Enaela García CEO de CYCSAS
La ciberseguridad ha dejado de ser un tema exclusivamente tecnológico para convertirse en un eje estratégico de la política comercial y de seguridad nacional. La primera revisión anual del T-MEC confirma esta tendencia: la protección de las cadenas de suministro, el control de minerales críticos y las tecnologías de uso dual son ahora parte central de la agenda económica de América del Norte.
Estados Unidos ha reforzado su estrategia para reducir la dependencia de proveedores considerados de riesgo, especialmente China. El decreto firmado por Donald Trump el 20 de julio de 2026 endurece los requisitos para que contratistas de defensa adquieran minerales críticos y tierras raras, exigiendo que estos provengan de fuentes nacionales o de países aliados. La medida busca blindar las cadenas de suministro frente a amenazas físicas, económicas y cibernéticas.
México ya comenzó a alinearse con esta visión. El 3 de julio de 2026 actualizó la regulación sobre bienes de uso dual, software y tecnologías sujetas a control de exportación, armonizando sus normas con las de Estados Unidos. Esta decisión limita el uso de componentes e insumos restringidos de origen chino y fortalece el control sobre sectores estratégicos como semiconductores, inteligencia artificial, telecomunicaciones y vehículos eléctricos.
La revisión del T-MEC también incorpora un Plan de Acción bilateral sobre minerales críticos, con el propósito de fortalecer cadenas de suministro resilientes y reducir vulnerabilidades geopolíticas.

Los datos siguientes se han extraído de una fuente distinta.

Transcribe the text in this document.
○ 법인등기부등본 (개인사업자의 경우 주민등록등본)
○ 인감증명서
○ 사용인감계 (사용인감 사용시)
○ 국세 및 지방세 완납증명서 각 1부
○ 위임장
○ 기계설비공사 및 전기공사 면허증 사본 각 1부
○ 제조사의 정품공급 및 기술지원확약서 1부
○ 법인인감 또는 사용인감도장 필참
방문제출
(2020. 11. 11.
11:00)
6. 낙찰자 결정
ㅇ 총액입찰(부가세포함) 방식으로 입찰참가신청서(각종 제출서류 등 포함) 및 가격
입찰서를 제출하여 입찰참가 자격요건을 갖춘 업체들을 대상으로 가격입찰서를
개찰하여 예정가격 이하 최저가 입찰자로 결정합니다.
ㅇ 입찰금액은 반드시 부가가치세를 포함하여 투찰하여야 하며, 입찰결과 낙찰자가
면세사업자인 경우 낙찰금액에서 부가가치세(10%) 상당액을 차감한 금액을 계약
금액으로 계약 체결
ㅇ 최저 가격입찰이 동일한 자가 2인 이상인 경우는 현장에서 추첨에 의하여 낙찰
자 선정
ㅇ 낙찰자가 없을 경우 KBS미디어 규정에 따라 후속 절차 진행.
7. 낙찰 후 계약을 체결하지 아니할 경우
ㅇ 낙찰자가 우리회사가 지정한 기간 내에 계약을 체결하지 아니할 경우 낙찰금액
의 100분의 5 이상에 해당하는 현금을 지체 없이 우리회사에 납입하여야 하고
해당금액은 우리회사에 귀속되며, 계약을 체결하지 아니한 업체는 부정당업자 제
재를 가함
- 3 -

Sin embargo, esta integración plantea desafíos para México, particularmente en materia de soberanía sobre recursos estratégicos como el litio y en el diseño de una política industrial propia que trascienda la lógica de alineación con Washington.
Más allá del comercio, la ciberseguridad se consolida como un requisito para participar en las cadenas globales de valor. La protección de infraestructura crítica, la trazabilidad de proveedores y la gestión de riesgos digitales serán factores determinantes para la competitividad empresarial.
El reto para México consiste en aprovechar esta integración para atraer inversión, fortalecer capacidades tecnológicas y desarrollar una estrategia nacional que combine seguridad, innovación y crecimiento económico, evitando que la ciberseguridad sea únicamente una obligación derivada del T-MEC y convirtiéndola en una verdadera ventaja competitiva.